Kino, das wie Starkregen auf einen einprasselt.

David Bowie und garantiert keine Wickipedia-Vollständigkeit oder Trockenheit des Chronologisch-Summarischen.

Was Brett Morgan (Cobain – Montage of Heck, Jane) aus Archivmaterial bearbeitet und zusammenmontiert hat, ist ein Event zu nennen, pausenlos, atemlos, nur ganz kurz mal Schwarzbild in wenigen Momenten, aber die sind mit Nachhall gefüllt.

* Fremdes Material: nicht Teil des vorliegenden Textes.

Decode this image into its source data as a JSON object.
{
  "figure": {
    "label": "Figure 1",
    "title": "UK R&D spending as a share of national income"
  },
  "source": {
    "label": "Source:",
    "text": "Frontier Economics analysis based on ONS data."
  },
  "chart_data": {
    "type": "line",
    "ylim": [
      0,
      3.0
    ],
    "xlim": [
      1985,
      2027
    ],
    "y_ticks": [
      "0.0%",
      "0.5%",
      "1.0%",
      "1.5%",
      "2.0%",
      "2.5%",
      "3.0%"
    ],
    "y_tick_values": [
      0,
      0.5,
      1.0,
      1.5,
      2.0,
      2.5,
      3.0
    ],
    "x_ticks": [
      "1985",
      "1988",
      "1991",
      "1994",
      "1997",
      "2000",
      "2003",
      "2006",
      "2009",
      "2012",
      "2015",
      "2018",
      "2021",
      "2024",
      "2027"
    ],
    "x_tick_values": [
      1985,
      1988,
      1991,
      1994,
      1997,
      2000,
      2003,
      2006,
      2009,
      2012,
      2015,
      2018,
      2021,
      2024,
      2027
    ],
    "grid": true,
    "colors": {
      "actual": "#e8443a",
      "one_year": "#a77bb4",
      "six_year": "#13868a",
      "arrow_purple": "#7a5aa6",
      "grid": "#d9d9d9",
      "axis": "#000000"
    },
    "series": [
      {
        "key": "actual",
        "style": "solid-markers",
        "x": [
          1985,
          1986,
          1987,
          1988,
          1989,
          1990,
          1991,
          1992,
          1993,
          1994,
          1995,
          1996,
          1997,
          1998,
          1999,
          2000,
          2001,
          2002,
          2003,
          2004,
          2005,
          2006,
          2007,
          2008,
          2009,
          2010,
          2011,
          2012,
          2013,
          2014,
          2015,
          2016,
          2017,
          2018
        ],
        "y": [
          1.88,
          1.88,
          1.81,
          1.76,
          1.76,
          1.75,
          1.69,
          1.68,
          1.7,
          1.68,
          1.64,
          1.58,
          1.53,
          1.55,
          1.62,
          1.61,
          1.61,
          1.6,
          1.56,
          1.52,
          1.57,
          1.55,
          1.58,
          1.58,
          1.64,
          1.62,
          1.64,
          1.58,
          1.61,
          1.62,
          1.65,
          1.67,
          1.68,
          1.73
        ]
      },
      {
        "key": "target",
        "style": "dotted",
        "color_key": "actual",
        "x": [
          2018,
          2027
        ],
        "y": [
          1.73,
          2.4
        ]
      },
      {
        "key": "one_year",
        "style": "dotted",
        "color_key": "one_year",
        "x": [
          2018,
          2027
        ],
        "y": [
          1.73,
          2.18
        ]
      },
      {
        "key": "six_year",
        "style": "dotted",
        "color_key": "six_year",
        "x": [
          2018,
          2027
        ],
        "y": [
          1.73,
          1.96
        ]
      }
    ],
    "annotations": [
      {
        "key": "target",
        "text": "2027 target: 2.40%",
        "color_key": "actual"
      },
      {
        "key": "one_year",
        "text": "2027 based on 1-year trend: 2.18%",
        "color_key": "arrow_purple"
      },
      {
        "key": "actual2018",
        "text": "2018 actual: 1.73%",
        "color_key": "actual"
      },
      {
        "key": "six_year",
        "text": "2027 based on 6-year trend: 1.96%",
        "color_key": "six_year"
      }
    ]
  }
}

Ein Vollwaschgang mit dem eklektisch-generalistischen Künstler, Bowie war auch Maler, Schreiber, Performer und nicht nur Sänger, so dass man sich nach über zwei Stunden Ereignis im Kinosaal der großartigen Arri-Astor-Lounge wie befreit vorkommt, wenn man die ruhige Straße eines Sommerabens an der Kunstakademie vorbei in Richtung U-Bahn flaniert. Das ist genau das Gegengefühl gegen das Leben von David Bowie: Musse. Die kommt im Film nicht vor; der ist rauschhaft.

Bowie meint, er müsse das Leben in jedem Moment ausloten. Er hält es für einen Erfolg, mit wenig Schlaf auszukommen. Sein Ruhm gründet in den frühen 70ern. Da hat er diese Atmosphäre vermutlich einzigartig historischer Offenheit sensibel gespürt, aufgesaugt und formuliert oder reproduziert . Nicht diejenige in seinem tristen englischen Provinznest. Diejenige, die ihm sein älterer Halbbruder eröffnet mit Kerouac, Coltrane. Die Lebensfragen philosophisch reflektiert.

Es ist das Feeling, dass alles kulturell Bisherige ‚Rubbish‘ gewesen sei, dass sich mit Rubbish aber trefflich spielen lasse. Und schon gar nicht die Festlegung auf eine eindeutige Sexualität. Bi? Kein Problem und niemand regt sich auf darüber.

Ein atemberaubend, atemloses Leben, nie hat er sich niedergelassen, erkundet die Welt auch in dunklen Ecken und will andererseits gar keine Kunst machen, folgt simplen Impulsen, will mehr, dass die Leute sich für das interessieren, was er macht, statt das zu machen, was er glaubte, dass die Leute erwarten. Mit den simplen Impulsen wurde er definitiv zum Superstar, der riesige Arenen – und nicht nur einmal! – füllte. Lets dance!